Not only was it a terrific quarter by product type but there was broad geographic strength as well. The all-important China market recorded a nice jump in sales as did Europe as consumers and business continued to spend alongside the economic recovery.
Where Does Apple go From Here?
As has been commonplace in corporate America since the start of the pandemic, Apple refrained from providing fiscal fourth quarter guidance due to the uncertain environment. Management did, however, note that it expects sales growth to be in the double digits this quarter but lower than the stellar third-quarter growth.
No need to get anywhere near the panic button. The fact that a maturing technology stalwart can still deliver growth that is reminiscent of the early 2000’s is nothing short of remarkable. There are some mega-cap tech peers that would gladly take 29% revenue growth as analysts are currently forecasting for this quarter. The projection for 64% EPS growth isn’t too shabby either.
With this said, the market doesn’t take kindly to growth decelerations. Apple is a different animal though. Its Services division has been growing at ridiculous rates that were overdue to come down to Earth following several new services launches and easy year-over-year COVID comps. Then there are the ongoing global supply chain challenges which will continue to impact iPhone and iPad sales——and much of the tech world. Toss in some unfavorable currency translation effects and all things considered only a modest slowdown is pretty darn good.
Moreover, Apple’s cash position of almost $200 billion gives it a seemingly endless amount of growth avenues. While Services will likely become a bigger part of the business, and the iPhone will keep generating hoards of cash for the foreseeable future, Apple will be inching closer to its next biggest opportunities.
It has invested heavily in the autonomous vehicle space. And while we don’t know where Apple will fit it, its reasonable to think it will play a major role in the technology as it has in computing, music, and communications.
Much of Apple’s longer-term growth is also expected to come from the emergence of augmented realty/virtual (AR/VR) reality technologies. It has scooped up several firms in this space including AR hardware and VR software companies to build for the foundation for this next wave of growth.
Then there is the Internet-of-Things (IoT) market that is set to grow rapidly this decade. Apple’s product expertise and brand power should allow it to capitalize on rising demand for connected consumer electronics and appliances and may even be its biggest growth opportunity.Is Apple Stock Undervalued?
At 27x forward earnings Apple’s valuation has run away from its days of trading at a mid-teens multiple.
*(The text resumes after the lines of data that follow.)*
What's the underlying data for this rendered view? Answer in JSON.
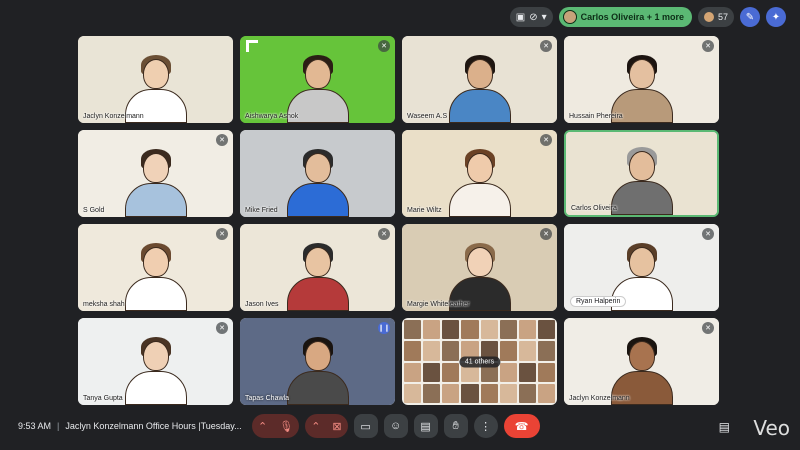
{
  "topbar": {
    "hand_label": "Carlos Oliveira + 1 more",
    "participant_count": "57",
    "icons": [
      "present-icon",
      "captions-off-icon",
      "chevron-down-icon",
      "people-icon",
      "pen-icon",
      "sparkle-icon"
    ]
  },
  "tiles": [
    {
      "name": "Jaclyn Konzelmann",
      "skin": "#efcfb0",
      "hair": "#6b4f35",
      "shirt": "#ffffff",
      "bg": "#e9e4d6",
      "muted": false
    },
    {
      "name": "Aishwarya Ashok",
      "skin": "#e2b893",
      "hair": "#2b1e15",
      "shirt": "#c8c8c8",
      "bg": "#66c43a",
      "muted": true,
      "green": true
    },
    {
      "name": "Waseem A.S",
      "skin": "#dbb08b",
      "hair": "#1f1611",
      "shirt": "#4a86c5",
      "bg": "#e8e2d4",
      "muted": true
    },
    {
      "name": "Hussain Phereira",
      "skin": "#e4c0a0",
      "hair": "#1c1410",
      "shirt": "#b89a7a",
      "bg": "#efeae0",
      "muted": true
    },
    {
      "name": "S Gold",
      "skin": "#f0d2b8",
      "hair": "#3b2a1e",
      "shirt": "#a7c2dd",
      "bg": "#f1ede4",
      "muted": true
    },
    {
      "name": "Mike Fried",
      "skin": "#e3bd9b",
      "hair": "#2b2b2b",
      "shirt": "#2c6cd6",
      "bg": "#c7cacd",
      "muted": false
    },
    {
      "name": "Marie Wiltz",
      "skin": "#efcbab",
      "hair": "#6b4226",
      "shirt": "#f6f1ea",
      "bg": "#eadfc8",
      "muted": true
    },
    {
      "name": "Carlos Oliveira",
      "skin": "#e3bd9b",
      "hair": "#9a9a9a",
      "shirt": "#6f6f6f",
      "bg": "#eae3d2",
      "muted": false,
      "active": true
    },
    {
      "name": "meksha shah",
      "skin": "#f0ceb0",
      "hair": "#6b4a30",
      "shirt": "#ffffff",
      "bg": "#efe9dc",
      "muted": true
    },
    {
      "name": "Jason Ives",
      "skin": "#e8c4a2",
      "hair": "#2b2b2b",
      "shirt": "#b53a3a",
      "bg": "#ece6d8",
      "muted": true
    },
    {
      "name": "Margie Whiteleather",
      "skin": "#f1d2b7",
      "hair": "#8a6a4a",
      "shirt": "#2b2b2b",
      "bg": "#d9ccb4",
      "muted": true
    },
    {
      "name": "Ryan Halperin",
      "skin": "#e6c2a0",
      "hair": "#5a3e28",
      "shirt": "#ffffff",
      "bg": "#eeeeec",
      "muted": true,
      "pill": true
    },
    {
      "name": "Tanya Gupta",
      "skin": "#efd0b5",
      "hair": "#4a3424",
      "shirt": "#ffffff",
      "bg": "#eef0f0",
      "muted": true
    },
    {
      "name": "Tapas Chawla",
      "skin": "#d8a882",
      "hair": "#1a1410",
      "shirt": "#4a4a4a",
      "bg": "#5d6a86",
      "muted": false,
      "speaking": true,
      "darkname": true
    },
    {
      "name": "",
      "others": true,
      "others_label": "41 others"
    },
    {
      "name": "Jaclyn Konzelmann",
      "skin": "#a8734f",
      "hair": "#1a1410",
      "shirt": "#8a5a3a",
      "bg": "#f0ede6",
      "muted": true
    }
  ],
  "bottombar": {
    "time": "9:53 AM",
    "separator": "|",
    "meeting_title": "Jaclyn Konzelmann Office Hours |Tuesday...",
    "watermark": "Veo"
  },
  "colors": {
    "background": "#202124",
    "control": "#3c4043",
    "end_call": "#ea4335",
    "active_border": "#5bb974",
    "muted_control": "#5c2b29"
  }
}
At first glance, this would seem expensive given the current forward P/E of the S&P 500 of approximately 21x. Yet there are two reasons why Apple’s valuation is reasonable if not slightly inexpensive.
First, the forward P/E of S&P 500 growth stocks is around 29x (and 17x for value stocks). So, although Apple has elements of the value investing style (dividend, low price-to-book ratio), it should more appropriately be compared to its growth counterparts. By this measure, the stock is arguably undervalued.
Second, Apple’s growth metrics make it worthy of a premium multiple. EPS growth over the last five years has been nearly 15%. Profit margins are well above the industry average. And the company has some new growth levers, particularly Services and the cloud, which are accelerating its growth profile.
So, short term traders looking to pounce on the post-earnings dip may have a cheaper entry ahead. But for long-term growth investors looking to get in on a world-class tech leader, now is as good a time as any to chomp into some Apple shares.